No, we are not returning to @BPGlobalPR and its efforts to keep the BP/Deepwater Horizon/Haliburton disaster at the forefront of our minds and our punchlines. BP is doing a fair job on its own. Most recently, The Wall Street Journal got hold of the BP’s own internal newsletter “Planet BP” and its efforts to spin the spill as something of a lifeline for the non-fishing sector of the economy: “Much of the region’s [nonfishing boat] businesses — particularly the hotels — have been prospering because so many people have come here from BP and other oil emergency response teams,” another report says. Indeed, one tourist official in a local town makes it clear that “BP has always been a very great partner of ours here…We have always valued the business that BP sent us.” So far so good for them…

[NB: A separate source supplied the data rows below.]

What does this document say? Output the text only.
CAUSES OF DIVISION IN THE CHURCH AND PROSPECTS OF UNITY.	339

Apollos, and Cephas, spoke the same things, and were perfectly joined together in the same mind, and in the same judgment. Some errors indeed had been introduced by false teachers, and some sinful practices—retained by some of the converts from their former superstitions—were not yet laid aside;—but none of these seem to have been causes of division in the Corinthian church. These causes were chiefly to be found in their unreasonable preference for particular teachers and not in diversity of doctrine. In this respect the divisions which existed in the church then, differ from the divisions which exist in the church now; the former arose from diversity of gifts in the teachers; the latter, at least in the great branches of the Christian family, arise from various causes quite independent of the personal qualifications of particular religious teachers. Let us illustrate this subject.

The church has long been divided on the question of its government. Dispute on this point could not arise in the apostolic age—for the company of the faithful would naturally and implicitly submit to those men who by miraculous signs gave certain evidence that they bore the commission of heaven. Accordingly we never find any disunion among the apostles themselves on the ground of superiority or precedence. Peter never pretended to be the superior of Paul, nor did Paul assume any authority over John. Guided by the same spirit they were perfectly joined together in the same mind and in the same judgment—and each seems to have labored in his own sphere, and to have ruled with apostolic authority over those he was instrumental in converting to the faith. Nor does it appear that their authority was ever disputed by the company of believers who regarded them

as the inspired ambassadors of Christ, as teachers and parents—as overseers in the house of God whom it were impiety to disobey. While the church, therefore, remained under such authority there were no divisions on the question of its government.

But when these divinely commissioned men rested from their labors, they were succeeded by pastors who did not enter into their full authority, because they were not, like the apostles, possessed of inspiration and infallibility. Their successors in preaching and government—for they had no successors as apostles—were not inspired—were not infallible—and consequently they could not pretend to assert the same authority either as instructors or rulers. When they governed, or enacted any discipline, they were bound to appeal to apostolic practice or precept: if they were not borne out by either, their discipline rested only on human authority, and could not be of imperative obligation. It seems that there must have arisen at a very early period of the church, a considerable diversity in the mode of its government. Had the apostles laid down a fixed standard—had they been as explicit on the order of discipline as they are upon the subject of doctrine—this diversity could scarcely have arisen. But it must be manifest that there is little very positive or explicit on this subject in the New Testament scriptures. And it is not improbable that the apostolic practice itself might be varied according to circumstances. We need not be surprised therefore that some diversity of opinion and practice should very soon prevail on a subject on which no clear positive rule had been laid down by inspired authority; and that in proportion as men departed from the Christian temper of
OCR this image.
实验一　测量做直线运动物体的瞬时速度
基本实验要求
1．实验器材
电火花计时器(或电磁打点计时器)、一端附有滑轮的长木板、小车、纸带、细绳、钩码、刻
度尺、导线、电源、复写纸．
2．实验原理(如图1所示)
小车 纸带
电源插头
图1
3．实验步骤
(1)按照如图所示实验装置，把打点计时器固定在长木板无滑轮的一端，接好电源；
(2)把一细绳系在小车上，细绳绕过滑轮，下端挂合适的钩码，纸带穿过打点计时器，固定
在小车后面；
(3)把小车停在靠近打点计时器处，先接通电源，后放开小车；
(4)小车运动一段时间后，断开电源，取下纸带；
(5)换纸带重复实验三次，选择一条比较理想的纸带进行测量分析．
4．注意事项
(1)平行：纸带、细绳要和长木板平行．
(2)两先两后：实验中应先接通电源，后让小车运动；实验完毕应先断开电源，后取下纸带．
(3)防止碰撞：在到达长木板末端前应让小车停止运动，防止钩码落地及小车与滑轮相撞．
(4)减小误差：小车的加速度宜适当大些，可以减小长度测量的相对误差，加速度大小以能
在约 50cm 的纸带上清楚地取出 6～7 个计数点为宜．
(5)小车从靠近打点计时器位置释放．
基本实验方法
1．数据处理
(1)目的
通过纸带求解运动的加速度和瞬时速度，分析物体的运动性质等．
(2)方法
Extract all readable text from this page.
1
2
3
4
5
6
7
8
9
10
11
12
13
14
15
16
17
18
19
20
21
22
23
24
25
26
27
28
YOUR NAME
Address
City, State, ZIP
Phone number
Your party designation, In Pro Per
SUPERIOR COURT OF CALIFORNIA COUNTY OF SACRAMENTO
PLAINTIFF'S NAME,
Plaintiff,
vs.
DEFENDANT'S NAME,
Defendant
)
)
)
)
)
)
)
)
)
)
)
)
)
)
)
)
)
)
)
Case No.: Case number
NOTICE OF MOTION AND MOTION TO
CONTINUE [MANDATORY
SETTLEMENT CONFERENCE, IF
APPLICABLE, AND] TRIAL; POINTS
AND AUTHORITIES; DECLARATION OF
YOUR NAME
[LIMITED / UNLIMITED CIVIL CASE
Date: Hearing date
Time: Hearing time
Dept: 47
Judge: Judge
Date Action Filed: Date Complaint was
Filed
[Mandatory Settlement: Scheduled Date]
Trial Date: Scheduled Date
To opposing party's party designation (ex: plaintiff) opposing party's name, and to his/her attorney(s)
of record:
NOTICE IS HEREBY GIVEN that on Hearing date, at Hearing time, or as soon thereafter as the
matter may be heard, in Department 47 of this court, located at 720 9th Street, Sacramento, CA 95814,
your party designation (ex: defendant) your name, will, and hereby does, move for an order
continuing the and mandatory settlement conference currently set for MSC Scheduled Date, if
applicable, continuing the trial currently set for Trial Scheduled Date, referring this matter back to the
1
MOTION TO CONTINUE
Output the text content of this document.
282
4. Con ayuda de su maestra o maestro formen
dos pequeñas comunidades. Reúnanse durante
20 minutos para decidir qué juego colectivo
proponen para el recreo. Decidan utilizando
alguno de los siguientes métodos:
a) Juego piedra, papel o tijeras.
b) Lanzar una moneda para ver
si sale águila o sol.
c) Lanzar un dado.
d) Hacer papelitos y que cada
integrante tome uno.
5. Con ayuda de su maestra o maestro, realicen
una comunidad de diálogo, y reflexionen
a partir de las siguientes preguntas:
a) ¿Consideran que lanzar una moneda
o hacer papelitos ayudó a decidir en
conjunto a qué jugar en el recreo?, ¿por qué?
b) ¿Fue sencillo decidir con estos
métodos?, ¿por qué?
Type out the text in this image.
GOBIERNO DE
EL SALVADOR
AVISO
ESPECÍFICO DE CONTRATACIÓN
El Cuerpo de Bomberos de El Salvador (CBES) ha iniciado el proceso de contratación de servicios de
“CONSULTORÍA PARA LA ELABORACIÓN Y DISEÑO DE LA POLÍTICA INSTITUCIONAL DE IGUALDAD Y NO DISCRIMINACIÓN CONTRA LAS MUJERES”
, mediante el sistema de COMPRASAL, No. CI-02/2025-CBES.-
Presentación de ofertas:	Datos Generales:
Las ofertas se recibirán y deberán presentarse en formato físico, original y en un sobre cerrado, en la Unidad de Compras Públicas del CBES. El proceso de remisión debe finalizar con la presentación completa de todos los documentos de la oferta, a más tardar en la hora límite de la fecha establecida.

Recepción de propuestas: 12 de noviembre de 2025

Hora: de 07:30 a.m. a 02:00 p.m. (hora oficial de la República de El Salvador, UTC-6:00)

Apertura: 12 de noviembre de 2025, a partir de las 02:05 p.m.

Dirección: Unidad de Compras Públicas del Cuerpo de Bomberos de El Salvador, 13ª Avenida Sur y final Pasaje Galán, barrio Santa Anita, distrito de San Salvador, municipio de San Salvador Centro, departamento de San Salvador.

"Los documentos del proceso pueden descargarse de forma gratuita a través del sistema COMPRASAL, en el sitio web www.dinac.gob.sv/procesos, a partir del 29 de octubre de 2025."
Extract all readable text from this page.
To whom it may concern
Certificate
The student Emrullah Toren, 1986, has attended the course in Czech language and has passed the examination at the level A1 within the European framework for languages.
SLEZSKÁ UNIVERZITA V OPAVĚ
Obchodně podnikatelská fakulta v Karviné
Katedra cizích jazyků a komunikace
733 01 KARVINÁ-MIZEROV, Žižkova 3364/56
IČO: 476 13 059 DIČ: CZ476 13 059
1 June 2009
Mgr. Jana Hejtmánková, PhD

Nevertheless, shares of BP have dropped below $30 for the first time since the mid 1990s on fears that the company will continue to hemorrhage funds in the corporation’s ongoing political battle with the Obama Administration. The corporation also has put Bob Dudley, one of its highest-ranking American officers, in charge of the PR effort in the hopes of muffling the outcry against CEO Tony Hayward (last seen enjoying afternoons at the races). Mr. Dudley served as the BP point man in its struggles against Putin’s Russian government in the mid-2000s. The Obama Administration should seem like AA baseball in comparison.
If the work on the gulf shows any improvement, Mr. Dudley will likely want to work some magic to give BP credit, letting go of the last five weeks of problems, underestimations, and clumsy pronouncements from Hayward. But as the WSJ’s “The Source” also points out: “The company’s average production of 2.5 million barrels a day in liquids, would make it third in the Organization of Petroleum Exporting Countries if it were a government. Its sales and other operating revenues stood at $239.3 billion in 2009 — larger that the gross domestic product of Nigeria. And BP only has 80,000 mouths to feed.” The wealth gets spread only a bit more thickly among the BP elite than the oil sludge among the gulf waters.